For the rest of the tutorial I will use element, tag and markup interchangeably; they are synonymous. The first line is the DTD or Document Type Declaration. Notice that the first and last tags are both <article> and </article> tags. All other markup will be "contained" by those two tags. Notice the <sect1> tag. It has an attribute called "id". Don't worry about attributes for now; just know that all <sectX> tags where X is a number between 1 and 5 must have an "id" attribute if you want automatic hyperlinks created for HTML documents when you run the SGML parser on the file. Also, every <sectX> tag requires at least the paragraph tags and and ending </sectX> tag.

Also notice that the DTD declares the document as an article, which allows you to use the <article> element as the top-level tag in the first place. If, for example, it said 'book' instead of 'article', the SGML parser would fail to render the document.

2.1. General structure of SGML

A good doc writer always makes sure he puts a license in the SGML file. So here is what our new SGML file looks like:

<!--
Copyright (c)  2001  your name, NewbieDoc project;
http://sourceforge.net/projects/newbiedoc
Permission is granted to copy, distribute and/or modify this
document under the terms of the GNU Free Documentation License,
Version 1.1 or any later version published by the Free Software
Foundation; with no Invariant Sections, with no Front-Cover
Texts, and with no Back-Cover Texts. A copy of the license can
be found at http://www.fsf.org/copyleft/fdl.html.
-->

<!DOCTYPE article PUBLIC "-//OASIS//DTD DocBook V3.1//EN">

<article id="hello-world">
   <sect1 id="introduction"><title>Hello world introduction</title>

      <para>
      Hello world!
      </para>

   </sect1>
</article>

Notice how we commented out the license using the <!-- and the -->. This is important; if you forget this you will get all kinds of errors when you run the file through the SGML parser. This information will not be viewable once you build it. The reason it is not viewable is the parser thinks it's just a comment (and it is!) so it just drops it out of the final parsed document. This is nice because we can add comments in our files to remind ourselves to do things later on. This presents us with a problem. There is no viewable license in our final document. That is fine. We will get to that later.

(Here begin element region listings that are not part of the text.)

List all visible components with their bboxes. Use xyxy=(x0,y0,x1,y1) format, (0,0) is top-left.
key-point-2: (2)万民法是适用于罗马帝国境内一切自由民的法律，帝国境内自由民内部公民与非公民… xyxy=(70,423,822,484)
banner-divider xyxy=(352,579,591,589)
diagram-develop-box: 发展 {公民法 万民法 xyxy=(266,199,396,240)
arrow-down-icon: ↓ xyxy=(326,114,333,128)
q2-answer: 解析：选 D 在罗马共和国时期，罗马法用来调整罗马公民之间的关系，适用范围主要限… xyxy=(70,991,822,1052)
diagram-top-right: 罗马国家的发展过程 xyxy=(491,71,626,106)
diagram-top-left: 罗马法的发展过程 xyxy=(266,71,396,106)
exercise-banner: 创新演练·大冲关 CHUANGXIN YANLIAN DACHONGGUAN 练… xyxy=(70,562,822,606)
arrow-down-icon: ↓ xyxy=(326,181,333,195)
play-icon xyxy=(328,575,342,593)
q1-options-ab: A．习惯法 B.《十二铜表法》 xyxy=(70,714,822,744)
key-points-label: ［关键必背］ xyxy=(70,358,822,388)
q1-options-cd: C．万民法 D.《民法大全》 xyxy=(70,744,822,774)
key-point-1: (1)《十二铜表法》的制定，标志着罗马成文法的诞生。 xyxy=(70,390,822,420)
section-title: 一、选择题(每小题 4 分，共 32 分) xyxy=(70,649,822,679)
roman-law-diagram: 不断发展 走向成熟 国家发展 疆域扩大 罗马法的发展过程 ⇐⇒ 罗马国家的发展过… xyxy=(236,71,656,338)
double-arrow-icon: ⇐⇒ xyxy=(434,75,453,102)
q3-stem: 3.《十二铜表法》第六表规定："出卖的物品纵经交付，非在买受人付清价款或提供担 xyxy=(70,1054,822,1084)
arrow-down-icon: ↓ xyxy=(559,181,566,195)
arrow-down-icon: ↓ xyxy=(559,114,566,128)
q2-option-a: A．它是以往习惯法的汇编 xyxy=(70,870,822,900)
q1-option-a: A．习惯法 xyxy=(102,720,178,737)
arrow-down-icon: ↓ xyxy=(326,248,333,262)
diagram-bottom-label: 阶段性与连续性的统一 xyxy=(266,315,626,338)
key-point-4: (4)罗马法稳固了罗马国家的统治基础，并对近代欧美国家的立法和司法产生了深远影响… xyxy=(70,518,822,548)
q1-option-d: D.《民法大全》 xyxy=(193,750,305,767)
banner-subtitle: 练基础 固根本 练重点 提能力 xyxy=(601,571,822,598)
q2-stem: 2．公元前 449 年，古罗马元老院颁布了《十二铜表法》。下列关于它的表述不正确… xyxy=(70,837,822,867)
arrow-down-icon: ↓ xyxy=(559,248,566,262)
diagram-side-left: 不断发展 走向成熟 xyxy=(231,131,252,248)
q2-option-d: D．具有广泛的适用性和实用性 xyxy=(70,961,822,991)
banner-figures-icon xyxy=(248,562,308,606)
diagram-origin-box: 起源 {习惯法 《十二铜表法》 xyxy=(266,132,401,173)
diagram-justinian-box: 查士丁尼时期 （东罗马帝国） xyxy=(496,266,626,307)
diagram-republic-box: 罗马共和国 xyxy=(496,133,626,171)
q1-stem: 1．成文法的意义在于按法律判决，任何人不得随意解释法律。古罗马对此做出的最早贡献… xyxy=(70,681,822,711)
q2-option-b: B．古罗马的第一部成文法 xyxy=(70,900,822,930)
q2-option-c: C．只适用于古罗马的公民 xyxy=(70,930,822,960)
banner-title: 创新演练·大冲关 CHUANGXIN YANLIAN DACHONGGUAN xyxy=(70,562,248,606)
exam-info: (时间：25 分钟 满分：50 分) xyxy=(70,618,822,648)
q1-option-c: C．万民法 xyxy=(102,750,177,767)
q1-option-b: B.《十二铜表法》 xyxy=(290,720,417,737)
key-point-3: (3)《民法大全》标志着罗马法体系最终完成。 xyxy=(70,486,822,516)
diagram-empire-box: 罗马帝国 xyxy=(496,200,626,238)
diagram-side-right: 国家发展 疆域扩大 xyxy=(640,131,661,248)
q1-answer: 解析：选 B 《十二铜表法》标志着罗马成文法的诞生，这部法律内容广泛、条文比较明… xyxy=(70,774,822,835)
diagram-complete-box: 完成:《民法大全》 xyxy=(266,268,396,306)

Also, notice that I added an "id" attribute to the article tag. This id is what the HTML file will be named after the document is parsed. To really understand this, do this as an exercise. Either type, or cut and paste the above code into the text editor of your choice. Save the file as my1st.sgml. Go to the command line and change to the directory the my1st.sgml is in. Execute this command:

      bash$ sgmltools -b html my1st.sgml
      

Now look in that directory. You should see a new directory called my1st. If you change into that directory and look at it's contents you will see a file called hello-world.html. When you built this document the parser used the article's "id" attribute to create the name of the output file. The actual name of your SGML file is used to create the subdirectory name. This isn't that important now because we only have one html file, however, once you start adding multiple sections, you will see many more files in that subdirectory. If you fail to include an id tag for <article>, the HTML file will be arbitrarily named as something like "t1.html", which is no help at all.

Congratulations! You just built your first SGML file into another file format. Now open up your favorite html browser and look at your finished work.

Throughout the remaining sections I will show you snippets of docbook SGML code which you can insert into this same document (my1st.sgml). You should do that and experiment until you get the hang of it. Try pasting several things into it and then build it with the parser. Refresh you html browser and notice the changes. Then add a few more, build, refresh your browser. Repeat it as many times as necessary till you are comfortable. Then start adding content and create your own documents!